Interview with David Hoffman: Capturing dissent on camera Reviews & Culture – Socialist Worker

Beautiful colourful photo of cops arrested Greenham Common protesters

Women from the Women’s Peace Camp at the US Airforce base at Greenham Common, Berkshire, block the road by the main gate in protest against cruise missiles on 12 December 1982 (Pic: David Hoffman)

David Hoffman spoke to Socialist Worker about his new book Protest!

David: I didn’t want this to be a book of “My Great Photographs”. As if.

I wanted to make something that would show people who hadn’t witnessed these events things they might find revealing.

Without knowledge, people fall back on prejudice.

SW: One of the elements that stands out is the way you capture the joy in resisting.

The joy of transgressing oppressive restrictions is very real and something that many of us remember from childhood. There’s a feeling of elation that often arises during serious disorder.

I’m drawn to photograph it, perhaps because the way it appears organically seems to affirm that the protest is on the “right side” of society.

At times your work feels more like art photography, for example, the big, colour Greenham shot.

I believe that composition is very important in making a photograph a communication. The more appropriately the image is constructed, the more effectively it enters the viewer’s mind to deliver its communication payload.

I was amazed that victims of racism were prepared to let you photograph them in the wake of being attacked. How did you win the victim’s trust?
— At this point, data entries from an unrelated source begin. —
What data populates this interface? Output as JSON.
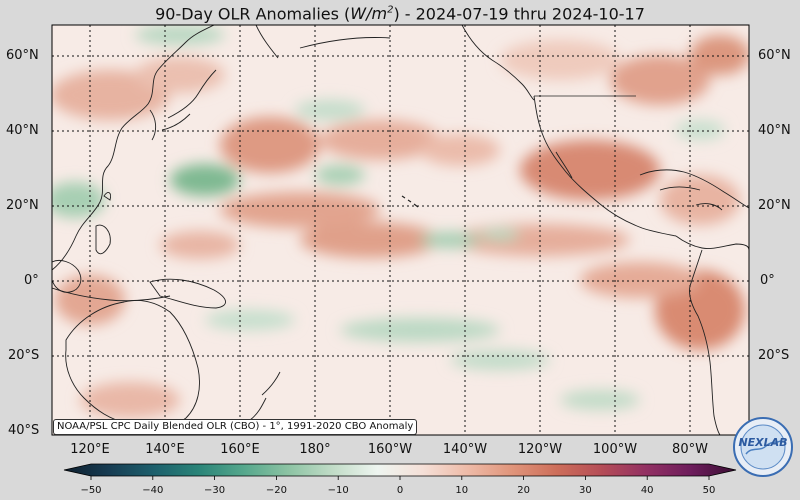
{
  "title": {
    "prefix": "90-Day OLR Anomalies (",
    "unit_base": "W/m",
    "unit_exp": "2",
    "suffix": ") - 2024-07-19 thru 2024-10-17"
  },
  "map": {
    "lat_labels": [
      "60°N",
      "40°N",
      "20°N",
      "0°",
      "20°S",
      "40°S"
    ],
    "lon_labels": [
      "120°E",
      "140°E",
      "160°E",
      "180°",
      "160°W",
      "140°W",
      "120°W",
      "100°W",
      "80°W"
    ],
    "credit": "NOAA/PSL CPC Daily Blended OLR (CBO) - 1°, 1991-2020 CBO Anomaly"
  },
  "colorbar": {
    "ticks": [
      "−50",
      "−40",
      "−30",
      "−20",
      "−10",
      "0",
      "10",
      "20",
      "30",
      "40",
      "50"
    ],
    "colors": [
      "#0e1f2e",
      "#173c52",
      "#1d5f6c",
      "#2a8478",
      "#55a78c",
      "#8cc3a3",
      "#c1dcc7",
      "#eef5f0",
      "#f5e0d8",
      "#eebba8",
      "#e0957b",
      "#cd6e5a",
      "#b54d57",
      "#923063",
      "#6d1d5c",
      "#3a0e33"
    ]
  },
  "logo": {
    "text": "NEXLAB"
  },
  "colors": {
    "positive": "#e3a590",
    "negative": "#8fc4a2",
    "land": "#222222",
    "grid": "#111111"
  }
}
I never thought in terms of “winning trust”. I was working with trusted monitoring groups. I’d been racially abused and attacked myself when I was young, so I felt for the people I was photographing and was genuinely sympathetic.

The photographs could help turn racist violence into anti-racist material.

Capturing the cops’ brutality so often has made you a target. How did you deal with that?

I wore a helmet and took it as a photo op! They were gifting me the chance to get photographs revealing how the police really behave towards protesters.

I was similarly targeted by far right groups. Their aggression gave me some of my strongest photographs of them as angry thugs.